Lower bound on mutual information from [Barber and Agakov (2003)][1].

This method gives a lower bound on the mutual information I(X; Y), by replacing the unknown conditional p(x|y) with a variational decoder q(x|y), but it requires knowing the entropy of X, h(X). The lower bound was introduced in [Barber and Agakov (2003)][1].

I(X; Y) = E_p(x, y)[log( p(x|y) / p(x) )]
        = E_p(x, y)[log( q(x|y) / p(x) )] + E_p(y)[KL[ p(x|y) || q(x|y) ]]
        >= E_p(x, y)[log( q(x|y) )] + h(X) = I_[lower_bound_barbar_agakov]


x, y are samples from a joint Gaussian distribution, with correlation 0.8 and both of dimension 1.

batch_size, rho, dim = 10000, 0.8, 1
y, eps = tf.split(
    value=tf.random.normal(shape=(2 * batch_size, dim), seed=7),
    num_or_size_splits=2, axis=0)
mean, conditional_stddev = rho * y, tf.sqrt(1. - tf.square(rho))
x = mean + conditional_stddev * eps

# Conditional distribution of p(x|y)
conditional_dist = tfd.MultivariateNormalDiag(
    mean, scale_identity_multiplier=conditional_stddev)

# Scores/unnormalized likelihood of pairs of joint samples `x[i], y[i]`
joint_scores = conditional_dist.log_prob(x)

# Differential entropy of `X` that is `1-D` Normal distributed.
entropy_x = 0.5 * np.log(2 * np.pi * np.e)

# Barber and Agakov lower bound on mutual information
lower_bound_barber_agakov(logu=joint_scores, entropy=entropy_x)

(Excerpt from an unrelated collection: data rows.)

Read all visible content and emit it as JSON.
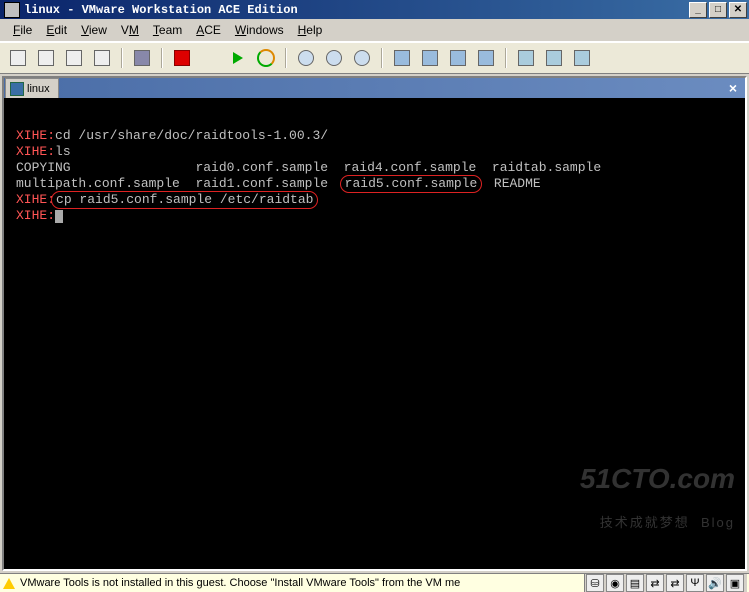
{
  "title": "linux - VMware Workstation ACE Edition",
  "menu": {
    "file": "File",
    "edit": "Edit",
    "view": "View",
    "vm": "VM",
    "team": "Team",
    "ace": "ACE",
    "windows": "Windows",
    "help": "Help"
  },
  "tab": {
    "label": "linux"
  },
  "terminal": {
    "line1_prompt": "XIHE:",
    "line1_cmd": "cd /usr/share/doc/raidtools-1.00.3/",
    "line2_prompt": "XIHE:",
    "line2_cmd": "ls",
    "line3_col1": "COPYING",
    "line3_col2": "raid0.conf.sample",
    "line3_col3": "raid4.conf.sample",
    "line3_col4": "raidtab.sample",
    "line4_col1": "multipath.conf.sample",
    "line4_col2": "raid1.conf.sample",
    "line4_col3": "raid5.conf.sample",
    "line4_col4": "README",
    "line5_prompt": "XIHE:",
    "line5_cmd": "cp raid5.conf.sample /etc/raidtab",
    "line6_prompt": "XIHE:"
  },
  "status": {
    "text": "VMware Tools is not installed in this guest. Choose \"Install VMware Tools\" from the VM me"
  },
  "watermark": {
    "big": "51CTO.com",
    "small": "技术成就梦想  Blog"
  }
}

logu float-like Tensor of size [batch_size] representing log(q(x_i | y_i)) for each (x_i, y_i) pair.
entropy float-like scalar representing the entropy of X.
name Python str name prefixed to Ops created by this function. Default value: None (i.e., 'lower_bound_barber_agakov').

lower_bound float-like scalar for lower bound on mutual information.


[1]: David Barber, Felix V. Agakov. The IM algorithm: a variational approach to Information Maximization. In Conference on Neural Information Processing Systems, 2003.